At that event, students will present their creative pieces and share the stories behind them, while members of the public will bid on the works. Importantly, each participating school will receive donated resources after the event to support selected technical departments.
Graham hopes that the initiative will extend beyond her tenure as queen. “I want it to be an ongoing thing, something that I can look at as a legacy, something that even if I pass away, someone can carry on,” she says, noting her desire for the programme to be adopted islandwide and “hopefully the Caribbean”.
Graham tells JIS News that her drive to contribute to the development of the youth of St Mary “comes from my passion and my love for my country, my passion and my love for my parish, and my passion and love for young people”.
“I love when young people try something for themselves,” she adds. Having worked since she was 15 years old, Graham believes that a strong work ethic and positive mindset are critical to national development. “I believe that if more young persons had this frame of mind, this mindset, then our country would be a lot better,” she says. “So, I just want to [contribute] to developing our nation, starting with this project.” Now, well into her reign, Graham says that the experience has surpassed her expectations.
“Being a queen is a responsibility that I never knew that I could have, and it has been everything and more.

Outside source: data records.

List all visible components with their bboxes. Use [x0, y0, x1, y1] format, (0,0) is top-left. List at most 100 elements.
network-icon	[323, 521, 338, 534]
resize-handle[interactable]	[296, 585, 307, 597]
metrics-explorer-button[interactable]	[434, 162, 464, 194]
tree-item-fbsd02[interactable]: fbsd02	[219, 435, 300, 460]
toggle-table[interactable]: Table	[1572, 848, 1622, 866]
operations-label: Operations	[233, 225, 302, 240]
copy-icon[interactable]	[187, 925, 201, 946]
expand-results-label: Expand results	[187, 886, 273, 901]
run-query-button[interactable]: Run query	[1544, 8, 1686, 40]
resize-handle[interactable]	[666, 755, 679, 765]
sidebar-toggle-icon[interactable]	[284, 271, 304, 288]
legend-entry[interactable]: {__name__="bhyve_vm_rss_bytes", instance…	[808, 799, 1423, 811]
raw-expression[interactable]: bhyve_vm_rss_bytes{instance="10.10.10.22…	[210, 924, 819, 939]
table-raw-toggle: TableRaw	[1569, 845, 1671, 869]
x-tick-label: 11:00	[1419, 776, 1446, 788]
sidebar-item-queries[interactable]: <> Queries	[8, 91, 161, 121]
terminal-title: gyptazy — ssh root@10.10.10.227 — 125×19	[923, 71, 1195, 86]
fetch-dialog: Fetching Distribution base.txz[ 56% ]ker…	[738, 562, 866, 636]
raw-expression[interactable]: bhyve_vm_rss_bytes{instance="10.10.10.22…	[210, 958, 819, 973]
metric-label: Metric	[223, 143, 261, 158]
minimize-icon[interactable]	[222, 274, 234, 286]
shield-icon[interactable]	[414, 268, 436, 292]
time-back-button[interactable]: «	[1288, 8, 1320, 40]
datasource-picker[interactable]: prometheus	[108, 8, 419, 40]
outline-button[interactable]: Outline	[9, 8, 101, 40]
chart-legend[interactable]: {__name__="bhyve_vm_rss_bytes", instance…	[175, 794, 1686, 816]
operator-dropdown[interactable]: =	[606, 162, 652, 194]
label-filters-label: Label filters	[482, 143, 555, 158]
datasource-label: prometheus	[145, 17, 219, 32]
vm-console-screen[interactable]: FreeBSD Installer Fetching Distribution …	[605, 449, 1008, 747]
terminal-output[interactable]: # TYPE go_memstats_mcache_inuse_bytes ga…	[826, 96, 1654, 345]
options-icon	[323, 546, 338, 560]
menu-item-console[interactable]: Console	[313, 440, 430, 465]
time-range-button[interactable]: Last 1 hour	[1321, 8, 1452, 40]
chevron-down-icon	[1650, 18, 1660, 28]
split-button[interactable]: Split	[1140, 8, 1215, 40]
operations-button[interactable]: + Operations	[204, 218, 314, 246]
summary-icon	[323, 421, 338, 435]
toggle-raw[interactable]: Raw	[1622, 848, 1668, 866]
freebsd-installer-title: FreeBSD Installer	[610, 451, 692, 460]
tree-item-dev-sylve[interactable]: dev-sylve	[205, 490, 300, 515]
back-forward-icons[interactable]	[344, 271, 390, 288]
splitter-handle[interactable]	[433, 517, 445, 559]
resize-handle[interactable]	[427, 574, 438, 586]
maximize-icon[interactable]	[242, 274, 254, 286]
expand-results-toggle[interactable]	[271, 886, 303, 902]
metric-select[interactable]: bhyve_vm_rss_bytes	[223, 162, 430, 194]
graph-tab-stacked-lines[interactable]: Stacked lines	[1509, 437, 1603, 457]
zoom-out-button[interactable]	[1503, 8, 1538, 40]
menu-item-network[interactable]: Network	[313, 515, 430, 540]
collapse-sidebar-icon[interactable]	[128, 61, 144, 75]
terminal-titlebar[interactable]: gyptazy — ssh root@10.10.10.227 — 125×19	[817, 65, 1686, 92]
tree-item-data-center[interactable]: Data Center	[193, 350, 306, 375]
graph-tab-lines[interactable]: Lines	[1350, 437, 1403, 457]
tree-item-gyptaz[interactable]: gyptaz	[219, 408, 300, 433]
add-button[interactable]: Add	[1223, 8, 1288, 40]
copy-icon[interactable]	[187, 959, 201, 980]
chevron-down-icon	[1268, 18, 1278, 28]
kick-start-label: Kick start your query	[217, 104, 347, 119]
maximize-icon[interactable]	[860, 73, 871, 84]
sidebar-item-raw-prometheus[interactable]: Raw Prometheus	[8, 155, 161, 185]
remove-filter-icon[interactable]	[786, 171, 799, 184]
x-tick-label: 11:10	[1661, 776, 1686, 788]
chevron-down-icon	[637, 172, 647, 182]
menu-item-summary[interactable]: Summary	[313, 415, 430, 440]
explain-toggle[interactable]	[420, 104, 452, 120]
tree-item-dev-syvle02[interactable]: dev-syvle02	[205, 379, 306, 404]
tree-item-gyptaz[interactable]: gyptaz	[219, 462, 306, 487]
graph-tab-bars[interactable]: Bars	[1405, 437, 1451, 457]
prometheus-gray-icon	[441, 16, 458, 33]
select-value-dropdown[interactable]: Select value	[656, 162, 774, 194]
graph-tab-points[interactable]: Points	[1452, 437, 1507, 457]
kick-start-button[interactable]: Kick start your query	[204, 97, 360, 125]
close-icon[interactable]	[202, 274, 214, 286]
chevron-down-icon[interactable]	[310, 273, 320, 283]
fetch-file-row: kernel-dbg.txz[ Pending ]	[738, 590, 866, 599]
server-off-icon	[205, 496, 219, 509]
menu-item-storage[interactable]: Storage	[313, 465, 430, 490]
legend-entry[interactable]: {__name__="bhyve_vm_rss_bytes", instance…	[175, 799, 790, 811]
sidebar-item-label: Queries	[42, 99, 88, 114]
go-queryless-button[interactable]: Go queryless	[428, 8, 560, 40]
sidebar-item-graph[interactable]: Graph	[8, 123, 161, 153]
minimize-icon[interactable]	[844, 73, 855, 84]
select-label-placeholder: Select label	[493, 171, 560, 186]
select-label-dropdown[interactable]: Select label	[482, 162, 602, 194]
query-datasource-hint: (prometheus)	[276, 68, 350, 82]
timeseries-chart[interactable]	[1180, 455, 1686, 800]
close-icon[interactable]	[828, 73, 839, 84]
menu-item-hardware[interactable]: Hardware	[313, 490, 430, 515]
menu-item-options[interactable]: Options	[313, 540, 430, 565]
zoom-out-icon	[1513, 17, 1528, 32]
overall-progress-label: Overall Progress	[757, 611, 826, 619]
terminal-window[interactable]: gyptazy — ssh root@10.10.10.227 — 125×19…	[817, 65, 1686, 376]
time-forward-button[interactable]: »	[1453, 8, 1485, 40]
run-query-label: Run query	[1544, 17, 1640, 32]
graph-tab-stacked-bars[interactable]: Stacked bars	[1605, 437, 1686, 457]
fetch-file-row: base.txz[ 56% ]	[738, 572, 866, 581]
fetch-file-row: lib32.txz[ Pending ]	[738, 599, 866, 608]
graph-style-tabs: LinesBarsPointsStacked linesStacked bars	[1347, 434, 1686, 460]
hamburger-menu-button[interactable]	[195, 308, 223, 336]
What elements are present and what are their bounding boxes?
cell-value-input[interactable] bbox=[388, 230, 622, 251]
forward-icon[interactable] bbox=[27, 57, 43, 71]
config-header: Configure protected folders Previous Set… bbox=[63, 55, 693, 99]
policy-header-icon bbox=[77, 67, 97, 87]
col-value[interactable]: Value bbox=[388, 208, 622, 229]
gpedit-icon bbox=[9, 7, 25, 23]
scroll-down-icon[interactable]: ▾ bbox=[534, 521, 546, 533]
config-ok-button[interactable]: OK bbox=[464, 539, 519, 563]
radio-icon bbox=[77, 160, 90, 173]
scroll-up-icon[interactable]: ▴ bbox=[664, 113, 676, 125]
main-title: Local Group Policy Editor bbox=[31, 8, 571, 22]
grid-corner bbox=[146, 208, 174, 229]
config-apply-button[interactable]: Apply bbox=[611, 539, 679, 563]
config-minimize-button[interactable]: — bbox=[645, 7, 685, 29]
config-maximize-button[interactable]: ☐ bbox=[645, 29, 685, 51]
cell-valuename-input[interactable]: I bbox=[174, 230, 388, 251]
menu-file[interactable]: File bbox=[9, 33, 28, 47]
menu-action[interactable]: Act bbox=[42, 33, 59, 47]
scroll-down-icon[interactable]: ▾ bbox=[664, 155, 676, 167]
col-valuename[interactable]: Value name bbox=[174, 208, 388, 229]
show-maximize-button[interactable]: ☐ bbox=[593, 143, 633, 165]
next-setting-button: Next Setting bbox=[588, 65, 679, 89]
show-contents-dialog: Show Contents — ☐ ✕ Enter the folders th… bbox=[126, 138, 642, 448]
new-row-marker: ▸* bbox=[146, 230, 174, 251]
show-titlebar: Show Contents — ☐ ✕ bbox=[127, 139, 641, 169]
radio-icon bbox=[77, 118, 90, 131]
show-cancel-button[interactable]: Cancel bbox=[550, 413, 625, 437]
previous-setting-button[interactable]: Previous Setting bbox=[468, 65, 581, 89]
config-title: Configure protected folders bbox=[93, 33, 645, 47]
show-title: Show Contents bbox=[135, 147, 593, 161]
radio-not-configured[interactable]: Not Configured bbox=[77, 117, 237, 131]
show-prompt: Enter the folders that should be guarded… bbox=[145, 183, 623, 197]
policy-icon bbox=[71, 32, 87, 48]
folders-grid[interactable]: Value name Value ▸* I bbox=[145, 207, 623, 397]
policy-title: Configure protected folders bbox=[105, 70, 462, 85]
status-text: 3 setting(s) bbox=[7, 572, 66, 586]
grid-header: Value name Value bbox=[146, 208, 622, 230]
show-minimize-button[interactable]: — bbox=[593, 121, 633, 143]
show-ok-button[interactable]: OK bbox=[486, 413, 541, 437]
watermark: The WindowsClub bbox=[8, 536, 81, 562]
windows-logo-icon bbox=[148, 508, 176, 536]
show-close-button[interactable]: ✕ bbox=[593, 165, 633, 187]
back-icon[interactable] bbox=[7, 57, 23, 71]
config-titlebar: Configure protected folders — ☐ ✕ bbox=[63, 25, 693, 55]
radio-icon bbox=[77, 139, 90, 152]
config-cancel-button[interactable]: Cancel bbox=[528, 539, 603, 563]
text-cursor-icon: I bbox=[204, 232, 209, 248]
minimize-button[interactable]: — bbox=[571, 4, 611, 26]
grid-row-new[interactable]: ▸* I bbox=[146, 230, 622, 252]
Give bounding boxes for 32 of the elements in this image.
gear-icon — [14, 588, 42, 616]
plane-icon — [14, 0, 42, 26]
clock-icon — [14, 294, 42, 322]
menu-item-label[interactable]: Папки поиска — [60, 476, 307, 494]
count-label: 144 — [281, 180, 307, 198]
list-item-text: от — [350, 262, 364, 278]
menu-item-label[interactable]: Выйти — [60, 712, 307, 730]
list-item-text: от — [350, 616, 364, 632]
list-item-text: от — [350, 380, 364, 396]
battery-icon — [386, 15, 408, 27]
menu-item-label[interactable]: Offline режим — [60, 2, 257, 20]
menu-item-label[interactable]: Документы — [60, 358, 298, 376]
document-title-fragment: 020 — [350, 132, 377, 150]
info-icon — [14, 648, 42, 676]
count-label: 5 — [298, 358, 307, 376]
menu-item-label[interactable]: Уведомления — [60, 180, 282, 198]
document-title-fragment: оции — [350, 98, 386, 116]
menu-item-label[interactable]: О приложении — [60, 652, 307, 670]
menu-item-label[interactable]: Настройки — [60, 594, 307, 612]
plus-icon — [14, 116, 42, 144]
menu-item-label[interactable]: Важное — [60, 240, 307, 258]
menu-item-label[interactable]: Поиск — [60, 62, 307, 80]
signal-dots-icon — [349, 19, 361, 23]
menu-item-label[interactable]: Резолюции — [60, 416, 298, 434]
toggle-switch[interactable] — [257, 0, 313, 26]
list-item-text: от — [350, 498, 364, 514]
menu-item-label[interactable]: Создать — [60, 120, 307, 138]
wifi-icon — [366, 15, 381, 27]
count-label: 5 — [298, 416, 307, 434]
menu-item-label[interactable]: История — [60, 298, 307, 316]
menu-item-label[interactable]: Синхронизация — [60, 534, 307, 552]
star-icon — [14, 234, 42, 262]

It has led me to do things that I could have only dreamt about,” she says. “I never thought that I would be in front of students, being a guest speaker, being there to motivate other people,” she notes.
The graduate of St Mary High School, who has a bachelor’s degree in media and communication from Northern Caribbean University in Mandeville, is focused on a career in broadcasting. She aspires to become a television and podcast host.